I was still peering, bemused, when Tristan shot out of the room and collided with me. Stifling an oath, he grabbed my arm and hauled me along the passage into the dispensary. He shut the door and spoke in a hoarse whisper.
‘It’s her! The Alderson woman! And she wants to see you! Not Siegfried, not me, but you, Mr Herriot himself!’
He looked at me wide-eyed for a few moments then, as I stood hesitating, he opened the door and tried to propel me into the passage.
‘What the hell are you waiting for?’ he hissed.
‘Well, it’s a bit embarrassing, isn’t it? After that dance, I mean. Last time she saw me I was a lovely sight – so pie-eyed I couldn’t even speak.’
Tristan struck his forehead with his hand. ‘God help us! You worry about details, don’t you? She’s asked to see you – what more do you want? Go on, get in there!’
I was shuffling off irresolutely when he raised a hand. ‘Just a minute. Stay right there.’ He
trotted off and returned in a few seconds holding out a white lab coat.
‘Just back from the laundry,’ he said as he began to work my arms into the starched sleeves. ‘You’ll look marvellous in this, Jim – the immaculate young surgeon.’
I stood unresisting as he buttoned me into the garment but struck away his hand when he started to straighten my tie. As I left him he gave me a final encouraging wave before heading for the back stairs.
I didn’t give myself any more time to think but marched straight into the waiting-room. Helen looked up and smiled. And it was just the same smile. Nothing behind it.
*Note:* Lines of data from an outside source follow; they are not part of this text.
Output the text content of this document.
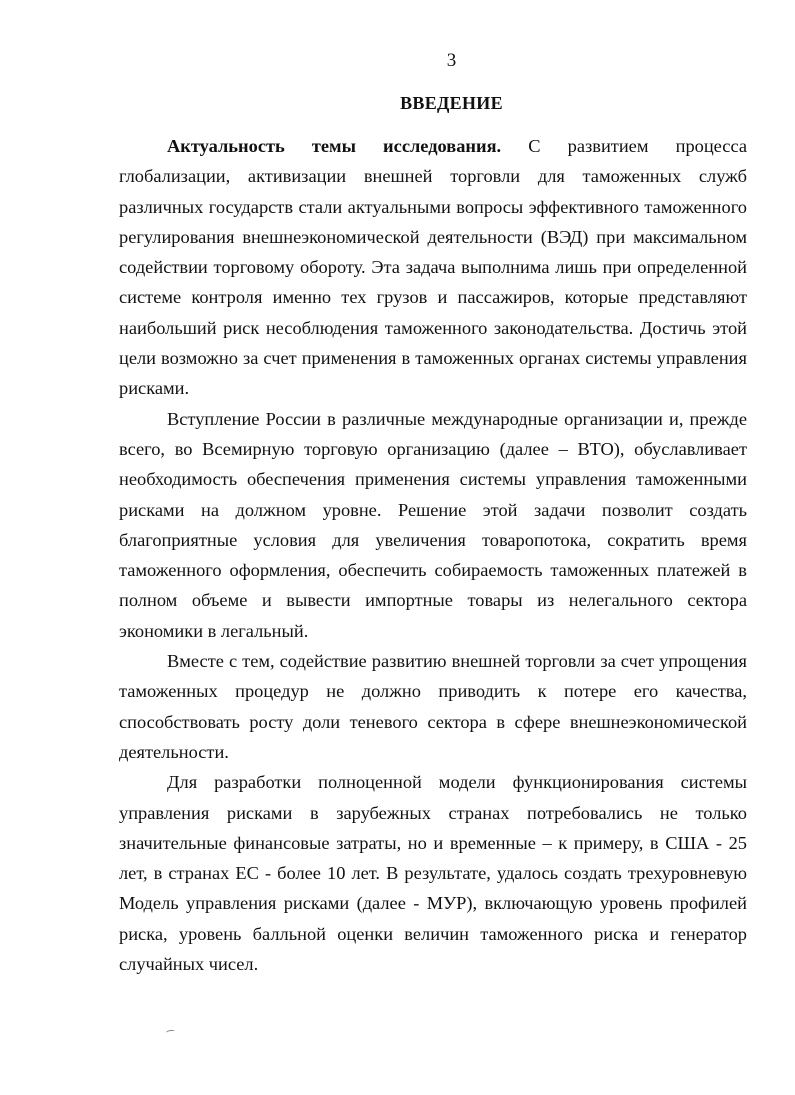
3
ВВЕДЕНИЕ

Актуальность темы исследования. С развитием процесса глобализации, активизации внешней торговли для таможенных служб различных государств стали актуальными вопросы эффективного таможенного регулирования внешнеэкономической деятельности (ВЭД) при максимальном содействии торговому обороту. Эта задача выполнима лишь при определенной системе контроля именно тех грузов и пассажиров, которые представляют наибольший риск несоблюдения таможенного законодательства. Достичь этой цели возможно за счет применения в таможенных органах системы управления рисками.

Вступление России в различные международные организации и, прежде всего, во Всемирную торговую организацию (далее – ВТО), обуславливает необходимость обеспечения применения системы управления таможенными рисками на должном уровне. Решение этой задачи позволит создать благоприятные условия для увеличения товаропотока, сократить время таможенного оформления, обеспечить собираемость таможенных платежей в полном объеме и вывести импортные товары из нелегального сектора экономики в легальный.

Вместе с тем, содействие развитию внешней торговли за счет упрощения таможенных процедур не должно приводить к потере его качества, способствовать росту доли теневого сектора в сфере внешнеэкономической деятельности.

Для разработки полноценной модели функционирования системы управления рисками в зарубежных странах потребовались не только значительные финансовые затраты, но и временные – к примеру, в США - 25 лет, в странах ЕС - более 10 лет. В результате, удалось создать трехуровневую Модель управления рисками (далее - МУР), включающую уровень профилей риска, уровень балльной оценки величин таможенного риска и генератор случайных чисел.
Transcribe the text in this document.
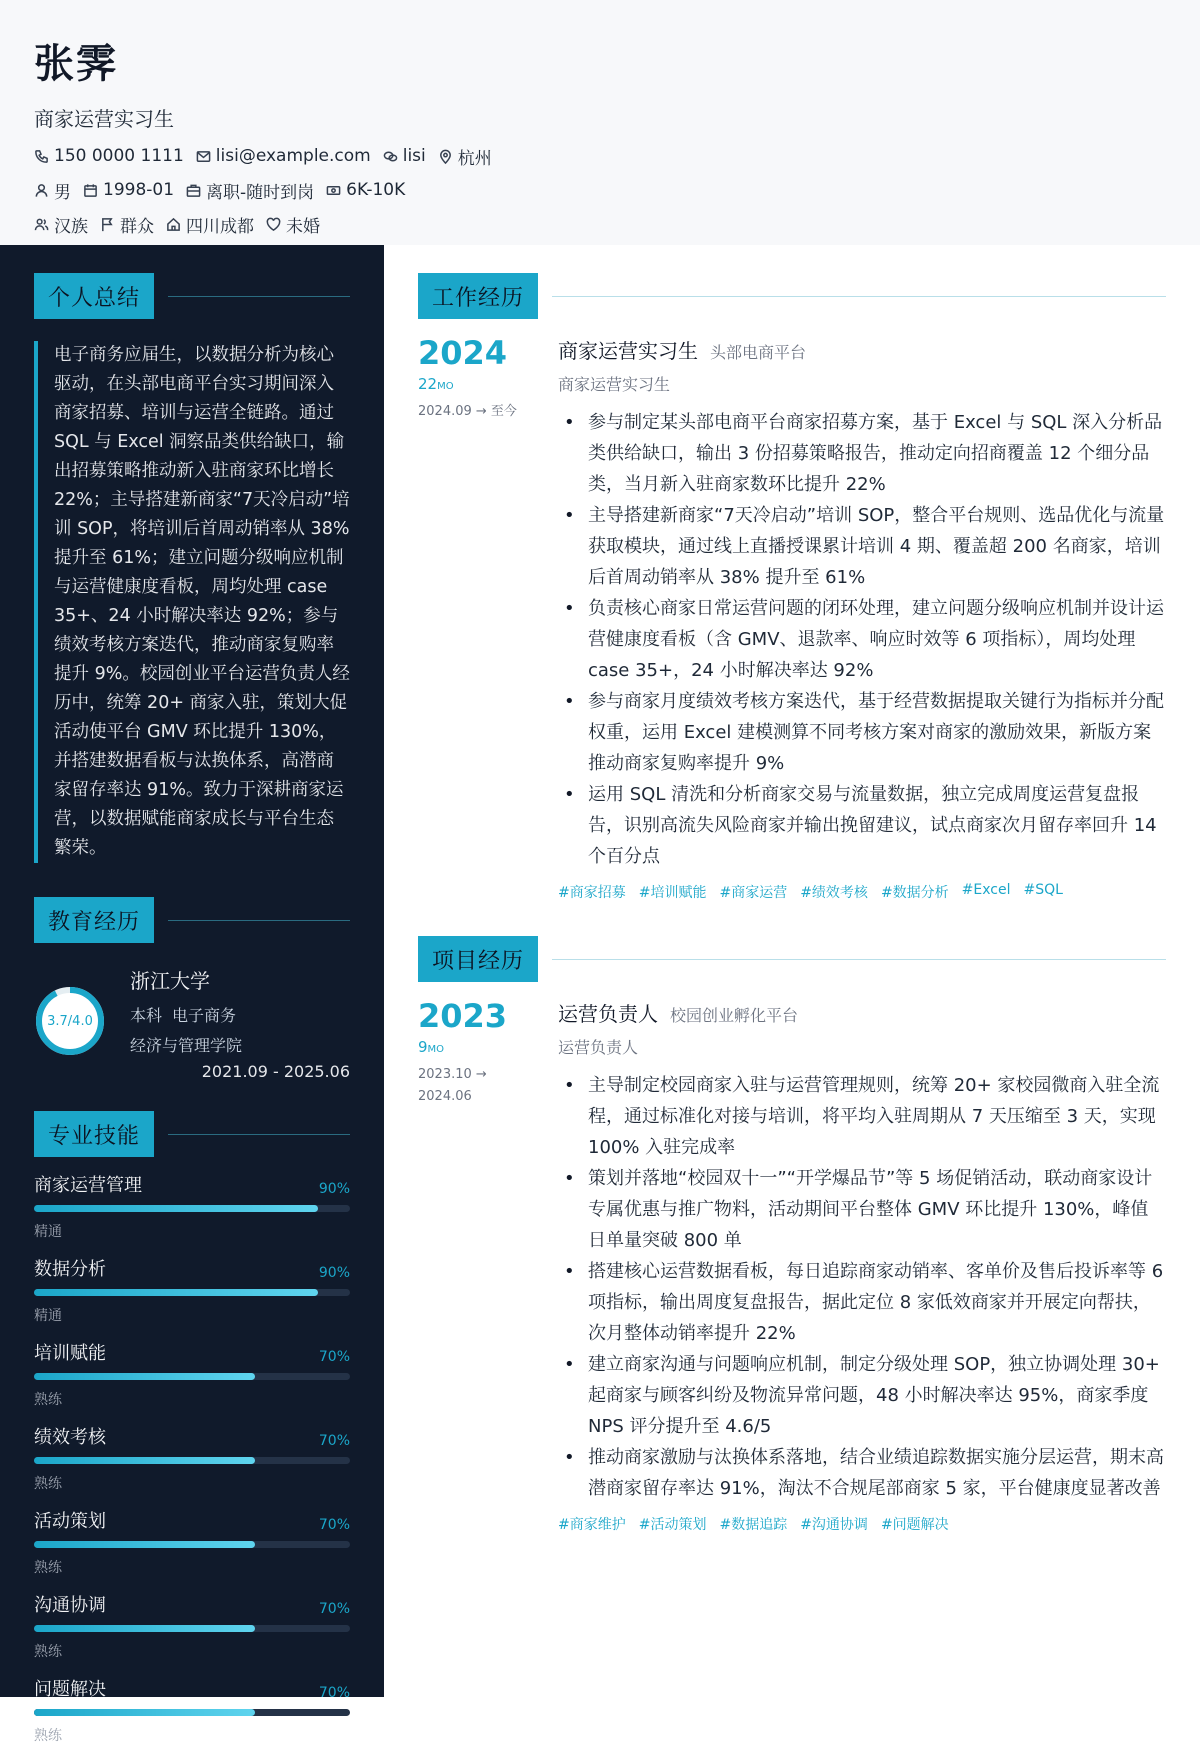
张霁
商家运营实习生
150 0000 1111 lisi@example.com lisi 杭州
男 1998-01 离职-随时到岗 6K-10K
汉族 群众 四川成都 未婚
个人总结
电子商务应届生，以数据分析为核心驱动，在头部电商平台实习期间深入商家招募、培训与运营全链路。通过 SQL 与 Excel 洞察品类供给缺口，输出招募策略推动新入驻商家环比增长 22%；主导搭建新商家“7天冷启动”培训 SOP，将培训后首周动销率从 38% 提升至 61%；建立问题分级响应机制与运营健康度看板，周均处理 case 35+、24 小时解决率达 92%；参与绩效考核方案迭代，推动商家复购率提升 9%。校园创业平台运营负责人经历中，统筹 20+ 商家入驻，策划大促活动使平台 GMV 环比提升 130%，并搭建数据看板与汰换体系，高潜商家留存率达 91%。致力于深耕商家运营，以数据赋能商家成长与平台生态繁荣。
教育经历
3.7/4.0
浙江大学
本科 电子商务
经济与管理学院
2021.09 - 2025.06
专业技能
商家运营管理	90%
精通
数据分析	90%
精通
培训赋能	70%
熟练
绩效考核	70%
熟练
活动策划	70%
熟练
沟通协调	70%
熟练
问题解决	70%
熟练
工作经历
2024
22MO
2024.09 → 至今
商家运营实习生 头部电商平台
商家运营实习生
• 参与制定某头部电商平台商家招募方案，基于 Excel 与 SQL 深入分析品类供给缺口，输出 3 份招募策略报告，推动定向招商覆盖 12 个细分品类，当月新入驻商家数环比提升 22%
• 主导搭建新商家“7天冷启动”培训 SOP，整合平台规则、选品优化与流量获取模块，通过线上直播授课累计培训 4 期、覆盖超 200 名商家，培训后首周动销率从 38% 提升至 61%
• 负责核心商家日常运营问题的闭环处理，建立问题分级响应机制并设计运营健康度看板（含 GMV、退款率、响应时效等 6 项指标），周均处理 case 35+，24 小时解决率达 92%
• 参与商家月度绩效考核方案迭代，基于经营数据提取关键行为指标并分配权重，运用 Excel 建模测算不同考核方案对商家的激励效果，新版方案推动商家复购率提升 9%
• 运用 SQL 清洗和分析商家交易与流量数据，独立完成周度运营复盘报告，识别高流失风险商家并输出挽留建议，试点商家次月留存率回升 14 个百分点
#商家招募 #培训赋能 #商家运营 #绩效考核 #数据分析 #Excel #SQL
项目经历
2023
9MO
2023.10 →
2024.06
运营负责人 校园创业孵化平台
运营负责人
• 主导制定校园商家入驻与运营管理规则，统筹 20+ 家校园微商入驻全流程，通过标准化对接与培训，将平均入驻周期从 7 天压缩至 3 天，实现 100% 入驻完成率
• 策划并落地“校园双十一”“开学爆品节”等 5 场促销活动，联动商家设计专属优惠与推广物料，活动期间平台整体 GMV 环比提升 130%，峰值日单量突破 800 单
• 搭建核心运营数据看板，每日追踪商家动销率、客单价及售后投诉率等 6 项指标，输出周度复盘报告，据此定位 8 家低效商家并开展定向帮扶，次月整体动销率提升 22%
• 建立商家沟通与问题响应机制，制定分级处理 SOP，独立协调处理 30+ 起商家与顾客纠纷及物流异常问题，48 小时解决率达 95%，商家季度 NPS 评分提升至 4.6/5
• 推动商家激励与汰换体系落地，结合业绩追踪数据实施分层运营，期末高潜商家留存率达 91%，淘汰不合规尾部商家 5 家，平台健康度显著改善
#商家维护 #活动策划 #数据追踪 #沟通协调 #问题解决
Just the same friendly, steady-eyed smile as when I first met her.
We faced each other in silence for some moments, then when I didn’t say anything she looked down at the dog.
‘It’s Dan in trouble this time,’ she said. ‘He’s our sheepdog but we’re so fond of him that he’s more like one of the family.’
The dog wagged his tail furiously at the sound of his name but yelped as he came towards me. I bent down and patted his head. ‘I see he’s holding up a hind leg.’
‘Yes, he jumped over a wall this morning and he’s been like that ever since. I think it’s something quite bad – he can’t put any weight on the leg.’
‘Right, bring him through to the other room and I’ll have a look at him. But take him on in front of me, will you, and I’ll be able to watch how he walks.’
I held the door open and she went through ahead of me with the dog.
Watching how Helen walked distracted me over the first few yards, but it was a long passage and by the time we had reached the second bend I had managed to drag my attention back to my patient.
And glory be, it was a dislocated hip. It had to be with that shortening of the limb and the way he carried it underneath his body with the paw just brushing the ground.
My feelings were mixed. This was a major injury, but on the other hand the chances were I could put it right quickly and look good in the process. Because I had found, in my brief experience, that one of the most spectacular procedures in practice was the reduction of a dislocated hip. Maybe I had been lucky, but with the few I had seen I had been able to convert an alarmingly lame animal into a completely sound one as though by magic.